Nella foto del corpo che lo Shin Bet ha mostrato a suo padre, il suo viso era pulito e il suo corpo era insanguinato. Questa settimana la famiglia non aveva ancora ricevuto il suo corpo, come è tipico degli intrallazzi di Israele quando si occupa di questi casi. Da parte sua, Afif è stato arrestato e ammanettato mani e piedi poche ore dopo la morte della figlia. Egli è stato informato della sua morte circa alle 19. Era tornato dal lavoro ed era andato a trovare un cugino, quando un parente gli ha telefonato per chiedergli se Fatima era a casa. Afif è corso a casa e ha scoperto che l’adolescente non c’era. “In questo caso”, ha detto il parente “è stata uccisa a Gerusalemme.”
Quando gli è stato chiesto questa settimana a casa, se la morte della figlia avrebbe incoraggiato altri giovani a compiere attentati, o li avrebbe in realtà dissuasi, Afif risponde: “Il modo in cui è stata uccisa incoraggerà altre ragazze e ragazzi a compiere attacchi.”

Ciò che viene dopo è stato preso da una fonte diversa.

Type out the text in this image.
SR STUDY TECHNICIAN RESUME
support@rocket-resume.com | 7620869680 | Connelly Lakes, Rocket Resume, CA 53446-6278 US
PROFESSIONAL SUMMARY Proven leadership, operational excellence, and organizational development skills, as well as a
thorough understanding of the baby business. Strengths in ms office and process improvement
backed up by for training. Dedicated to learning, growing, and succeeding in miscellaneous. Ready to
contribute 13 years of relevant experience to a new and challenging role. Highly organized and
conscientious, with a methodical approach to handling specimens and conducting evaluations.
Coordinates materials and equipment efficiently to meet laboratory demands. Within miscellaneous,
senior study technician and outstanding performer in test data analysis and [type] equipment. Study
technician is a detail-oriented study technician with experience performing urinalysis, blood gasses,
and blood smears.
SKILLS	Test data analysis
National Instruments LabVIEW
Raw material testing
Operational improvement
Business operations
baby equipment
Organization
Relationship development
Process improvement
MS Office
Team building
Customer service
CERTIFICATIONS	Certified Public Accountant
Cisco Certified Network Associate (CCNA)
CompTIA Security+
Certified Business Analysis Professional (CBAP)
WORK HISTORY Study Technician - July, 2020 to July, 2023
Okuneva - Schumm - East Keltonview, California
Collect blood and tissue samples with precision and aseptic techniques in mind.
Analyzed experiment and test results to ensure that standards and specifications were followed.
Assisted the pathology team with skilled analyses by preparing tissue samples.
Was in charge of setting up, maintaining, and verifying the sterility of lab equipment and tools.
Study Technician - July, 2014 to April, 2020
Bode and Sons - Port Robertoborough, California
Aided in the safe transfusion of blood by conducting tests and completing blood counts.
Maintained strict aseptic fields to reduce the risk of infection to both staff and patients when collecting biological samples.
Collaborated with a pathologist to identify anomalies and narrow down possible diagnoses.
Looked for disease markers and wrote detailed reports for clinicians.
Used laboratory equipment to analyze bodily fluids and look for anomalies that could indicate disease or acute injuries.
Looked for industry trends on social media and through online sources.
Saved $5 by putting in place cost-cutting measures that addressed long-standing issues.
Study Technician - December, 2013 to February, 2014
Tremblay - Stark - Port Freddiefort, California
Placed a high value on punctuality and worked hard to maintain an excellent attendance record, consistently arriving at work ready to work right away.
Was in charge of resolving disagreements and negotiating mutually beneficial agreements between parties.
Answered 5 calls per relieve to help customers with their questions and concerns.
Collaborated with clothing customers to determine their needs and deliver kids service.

In seguito i rappresentanti delle forze di sicurezza palestinesi hanno chiesto al padre in lutto di venire agli uffici di collegamento e coordinamento al posto di blocco di Qalandiyah; da lì lo hanno mandato allo Shin Bet. Un agente che si fa chiamare “Tareq” ha salutato Afif. Il padre è stato legato e spogliato, e dice ora che gli interroganti lo hanno maledetto anche, e lo hanno accusato di essere colui che ha esortato la figlia ad effettuare il tentato attacco terroristico. Afif è stato rilasciato dopo circa due ore e mezzo di interrogatorio, arrivando a casa a tarda notte.